De expertgroep alimentatienormen brengt jaarlijks het zogenaamde Trema-rapport uit, waarin aanbevelingen staan voor de rechterlijke macht voor de berekening van alimentatie. Deze aanbevelingen worden door de rechter doorgaans ook gevolgd. Deze expertgroep heeft geadviseerd om het volledige kindgebonden budget in mindering te brengen op de behoefte van de kinderen. Het resterende bedrag is dan het eigen aandeel van de ouders in de kosten van de kinderen. In dit eigen aandeel, zullen de ouders zelf moeten voorzien, naar rato van draagkracht.

Rekenvoorbeeld:

(Ten behoeve van de eenvoud, is geen rekening gehouden met de zorgkorting. )

Een man en een vrouw hebben 2 kinderen. Zij zijn gescheiden in 2011.

De behoefte van de kinderen is bepaald op € 250,- per kind per maand, in totaal € 500,-. Deze behoefte dient naar rato van draagkracht te worden verdeeld tussen de ouders.

In 2011 was de berekening als volgt:

Draagkracht vader: € 500,- inclusief € 80,- fiscaal voordeel voor betaling van kinderalimentatie.
Draagkracht moeder: € 150,- inclusief € 100,- alleenstaande ouderkortingen.
Vader betaalde (500/650 X 500 =) € 384,- voor beide kinderen.

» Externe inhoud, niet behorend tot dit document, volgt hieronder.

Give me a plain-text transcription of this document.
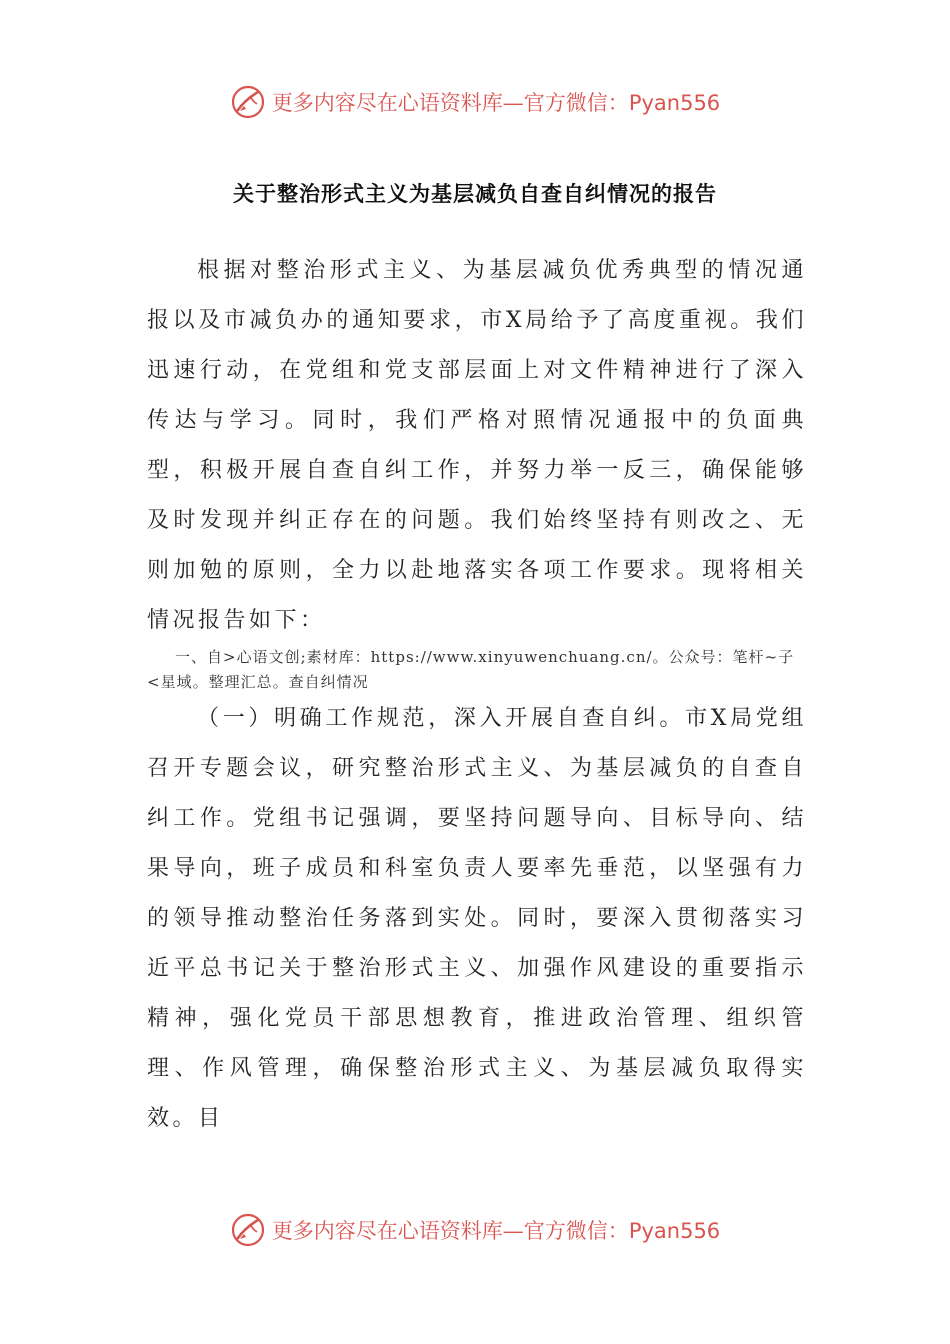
更多内容尽在心语资料库—官方微信：Pyan556
关于整治形式主义为基层减负自查自纠情况的报告

根据对整治形式主义、为基层减负优秀典型的情况通报以及市减负办的通知要求，市X局给予了高度重视。我们迅速行动，在党组和党支部层面上对文件精神进行了深入传达与学习。同时，我们严格对照情况通报中的负面典型，积极开展自查自纠工作，并努力举一反三，确保能够及时发现并纠正存在的问题。我们始终坚持有则改之、无则加勉的原则，全力以赴地落实各项工作要求。现将相关情况报告如下：

一、自>心语文创;素材库：https://www.xinyuwenchuang.cn/。公众号：笔杆~子<星域。整理汇总。查自纠情况

（一）明确工作规范，深入开展自查自纠。市X局党组召开专题会议，研究整治形式主义、为基层减负的自查自纠工作。党组书记强调，要坚持问题导向、目标导向、结果导向，班子成员和科室负责人要率先垂范，以坚强有力的领导推动整治任务落到实处。同时，要深入贯彻落实习近平总书记关于整治形式主义、加强作风建设的重要指示精神，强化党员干部思想教育，推进政治管理、组织管理、作风管理，确保整治形式主义、为基层减负取得实效。目

更多内容尽在心语资料库—官方微信：Pyan556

In 2015 is de berekening als volgt:

De behoefte van de kinderen is € 500,-.
Het kindgebonden budget dat moeder ontvangt is € 400,-.
Het eigen aandeel van de ouders in de kosten van de kinderen is dan € 100,-.
Dit eigen aandeel moet naar rato van draagkracht worden verdeeld.
Vader heeft een draagkracht van € 420,-. Het fiscaal voordeel is komen te vervallen.
Moeder heeft een draagkracht van € 50,-. De alleenstaande ouderkortingen zijn komen te vervallen.
Het aandeel van vader is dan € 100,-/ 470 X 420= € 89,-
Vader gaat er € 295,- op vooruit. Hij betaalt slechts € 89,- voor beide kinderen, terwijl hij een draagkracht heeft van € 420,-. Het verschil van € 331,- kan vader aan zichzelf besteden.

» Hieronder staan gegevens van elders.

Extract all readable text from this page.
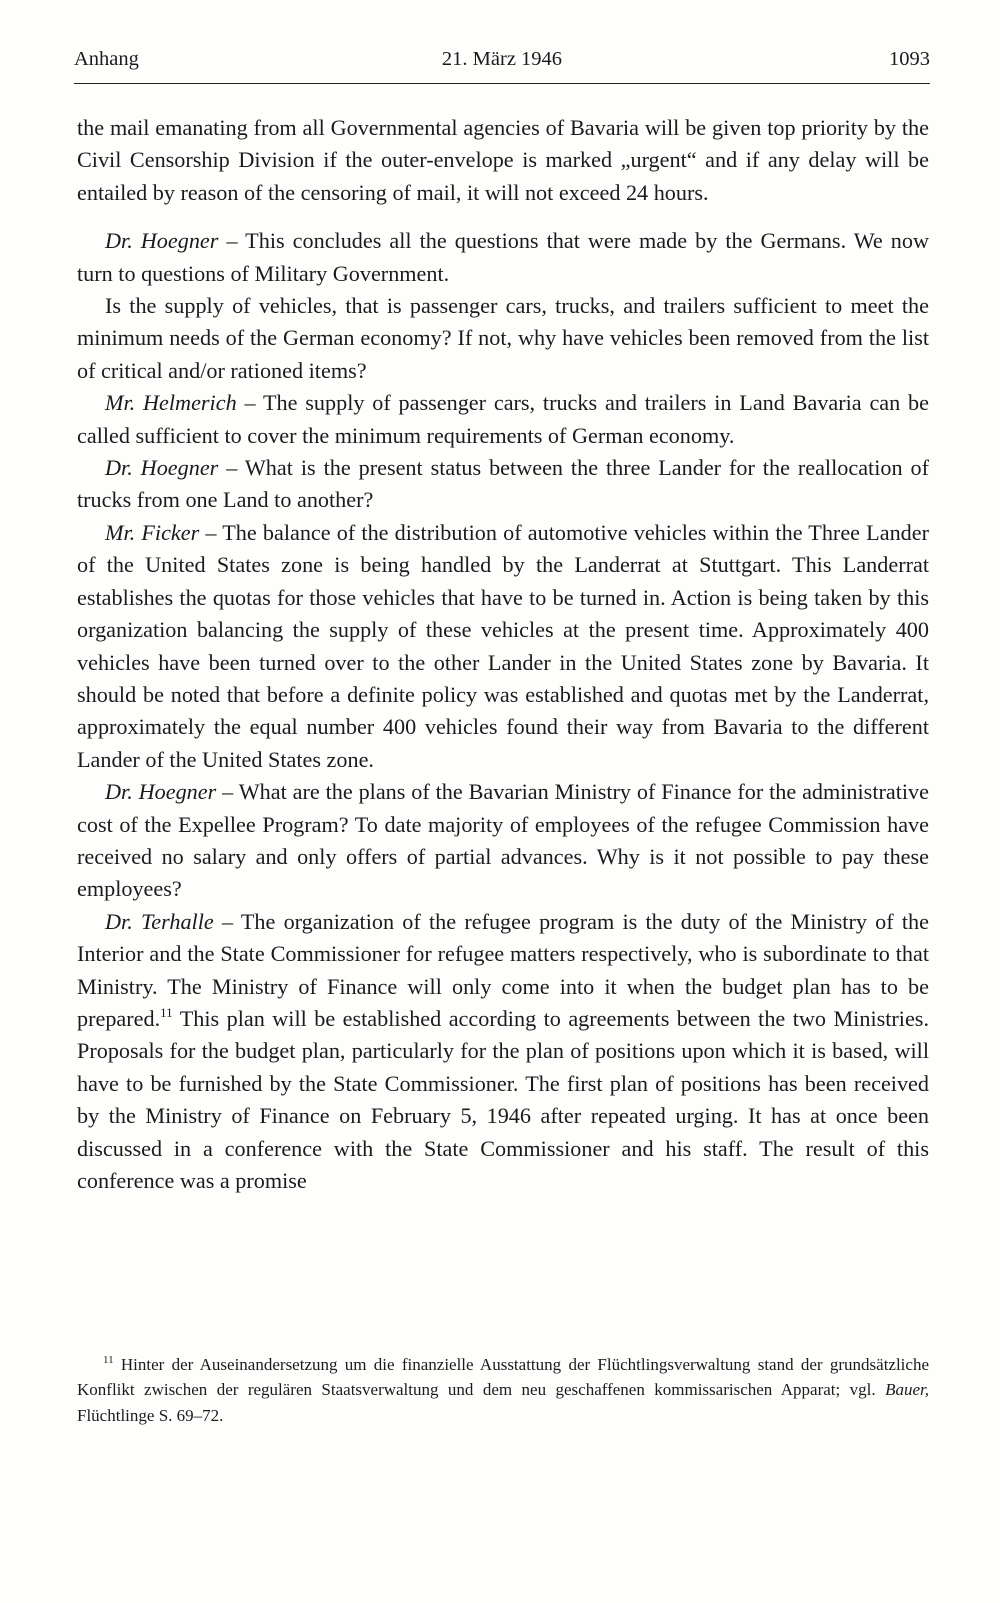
Anhang	21. März 1946	1093

the mail emanating from all Governmental agencies of Bavaria will be given top priority by the Civil Censorship Division if the outer-envelope is marked „urgent“ and if any delay will be entailed by reason of the censoring of mail, it will not exceed 24 hours.

Dr. Hoegner – This concludes all the questions that were made by the Germans. We now turn to questions of Military Government.

Is the supply of vehicles, that is passenger cars, trucks, and trailers sufficient to meet the minimum needs of the German economy? If not, why have vehicles been removed from the list of critical and/or rationed items?

Mr. Helmerich – The supply of passenger cars, trucks and trailers in Land Bavaria can be called sufficient to cover the minimum requirements of German economy.

Dr. Hoegner – What is the present status between the three Lander for the reallocation of trucks from one Land to another?

Mr. Ficker – The balance of the distribution of automotive vehicles within the Three Lander of the United States zone is being handled by the Landerrat at Stuttgart. This Landerrat establishes the quotas for those vehicles that have to be turned in. Action is being taken by this organization balancing the supply of these vehicles at the present time. Approximately 400 vehicles have been turned over to the other Lander in the United States zone by Bavaria. It should be noted that before a definite policy was established and quotas met by the Landerrat, approximately the equal number 400 vehicles found their way from Bavaria to the different Lander of the United States zone.

Dr. Hoegner – What are the plans of the Bavarian Ministry of Finance for the administrative cost of the Expellee Program? To date majority of employees of the refugee Commission have received no salary and only offers of partial advances. Why is it not possible to pay these employees?

Dr. Terhalle – The organization of the refugee program is the duty of the Ministry of the Interior and the State Commissioner for refugee matters respectively, who is subordinate to that Ministry. The Ministry of Finance will only come into it when the budget plan has to be prepared.$^{11}$ This plan will be established according to agreements between the two Ministries. Proposals for the budget plan, particularly for the plan of positions upon which it is based, will have to be furnished by the State Commissioner. The first plan of positions has been received by the Ministry of Finance on February 5, 1946 after repeated urging. It has at once been discussed in a conference with the State Commissioner and his staff. The result of this conference was a promise

$^{11}$ Hinter der Auseinandersetzung um die finanzielle Ausstattung der Flüchtlingsverwaltung stand der grundsätzliche Konflikt zwischen der regulären Staatsverwaltung und dem neu geschaffenen kommissarischen Apparat; vgl. Bauer, Flüchtlinge S. 69–72.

Is dit de bedoeling van de Expertgroep geweest?

Ruim een week nadat deze regels zijn ingevoerd oordeelt de Rechtbank Den Haag dat zij zich niet kan verenigen met deze richtlijn (Rechtbank Den Haag, 9 januari 2015).

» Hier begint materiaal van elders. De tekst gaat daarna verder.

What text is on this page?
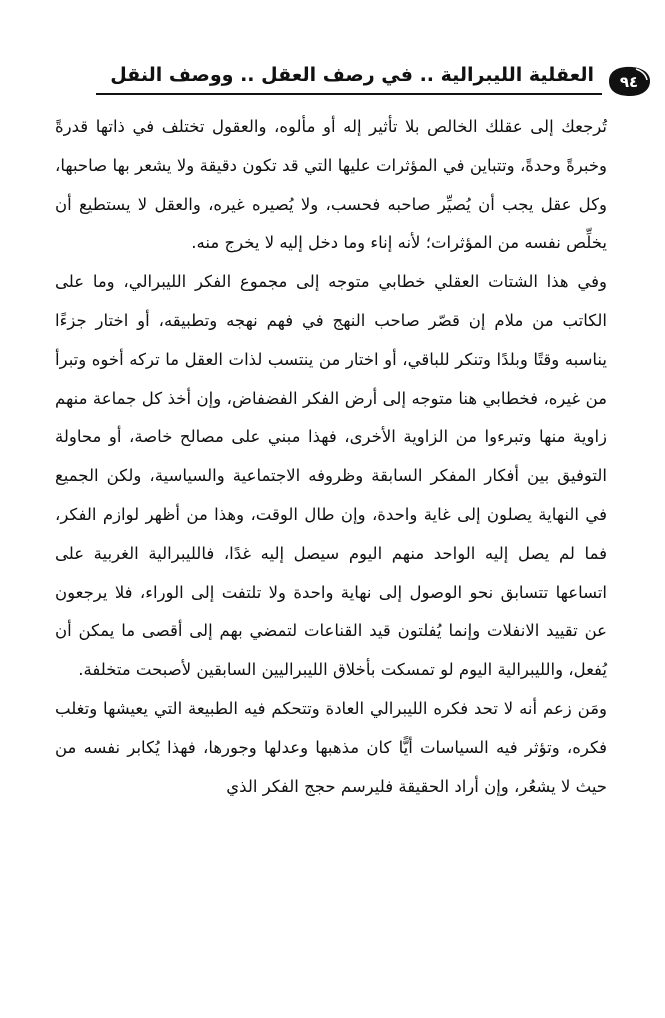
٩٤
العقلية الليبرالية .. في رصف العقل .. ووصف النقل

تُرجعك إلى عقلك الخالص بلا تأثير إله أو مألوه، والعقول تختلف في ذاتها قدرةً وخبرةً وحدةً، وتتباين في المؤثرات عليها التي قد تكون دقيقة ولا يشعر بها صاحبها، وكل عقل يجب أن يُصيِّر صاحبه فحسب، ولا يُصيره غيره، والعقل لا يستطيع أن يخلِّص نفسه من المؤثرات؛ لأنه إناء وما دخل إليه لا يخرج منه.

وفي هذا الشتات العقلي خطابي متوجه إلى مجموع الفكر الليبرالي، وما على الكاتب من ملام إن قصّر صاحب النهج في فهم نهجه وتطبيقه، أو اختار جزءًا يناسبه وقتًا وبلدًا وتنكر للباقي، أو اختار من ينتسب لذات العقل ما تركه أخوه وتبرأ من غيره، فخطابي هنا متوجه إلى أرض الفكر الفضفاض، وإن أخذ كل جماعة منهم زاوية منها وتبرءوا من الزاوية الأخرى، فهذا مبني على مصالح خاصة، أو محاولة التوفيق بين أفكار المفكر السابقة وظروفه الاجتماعية والسياسية، ولكن الجميع في النهاية يصلون إلى غاية واحدة، وإن طال الوقت، وهذا من أظهر لوازم الفكر، فما لم يصل إليه الواحد منهم اليوم سيصل إليه غدًا، فالليبرالية الغربية على اتساعها تتسابق نحو الوصول إلى نهاية واحدة ولا تلتفت إلى الوراء، فلا يرجعون عن تقييد الانفلات وإنما يُفلتون قيد القناعات لتمضي بهم إلى أقصى ما يمكن أن يُفعل، والليبرالية اليوم لو تمسكت بأخلاق الليبراليين السابقين لأصبحت متخلفة.

ومَن زعم أنه لا تحد فكره الليبرالي العادة وتتحكم فيه الطبيعة التي يعيشها وتغلب فكره، وتؤثر فيه السياسات أيًّا كان مذهبها وعدلها وجورها، فهذا يُكابر نفسه من حيث لا يشعُر، وإن أراد الحقيقة فليرسم حجج الفكر الذي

“Met ingang van 1 januari 2015 is, zoals eerder vermeld, een groot aantal wijzigingen in de zogeheten kindregelingen in werking getreden. De rechtbank heeft het daarop gebaseerde, door de vrouw te ontvangen kindgebonden budget in 2015 berekend via een proefberekening op de site van de Belastingdienst. Dit leidt tot de conclusie dat de vrouw circa € 340,– per maand aan kindgebonden budget ontvangt. Indien de aanbevelingen in de richtlijn van de Expertgroep Alimentatienormen op dit punt zouden worden gevolgd, inhoudende dat ook in de nieuwe situatie het gehele kindgebonden budget (inclusief de zogenaamde alleenstaande-ouderkop) in mindering wordt gebracht op de behoefte, leidt dit ertoe dat er in dit geval geen behoefte van de minderjarige aan een bijdrage van de man zou overblijven. De rechtbank acht dit niet redelijk en in strijd met het wettelijke uitgangspunt dat ouders gehouden zijn tot het verstrekken van levensonderhoud aan hun kinderen (voor zover hun draagkracht dit toelaat). Maatschappelijk gezien vindt de rechtbank het niet aanvaardbaar dat in de behoefte van een kind volledig zou worden voorzien uit gemeenschapsmiddelen, terwijl er bij de niet primair verzorgende ouder wel draagkracht is om een bijdrage aan het levensonderhoud van zijn of haar kind te leveren; de rechtbank is van oordeel dat de huidige regelgeving ook niet tot een dergelijke uitleg dwingt, nu de alleenstaande-ouderkop bedoeld lijkt te zijn als een inkomenspolitieke maatregel, vergelijkbaar met de alleenstaande-ouderkorting, een heffingskorting die tot 2014 bestond en niet op de behoefte van het kind in aftrek werd gebracht. Om die reden wijkt de rechtbank af van het advies van de Expertgroep Alimentatienormen op dit punt en handhaaft zij de vastgestelde door de man te betalen bijdrage van € 25,– ook na 1 januari 2015.”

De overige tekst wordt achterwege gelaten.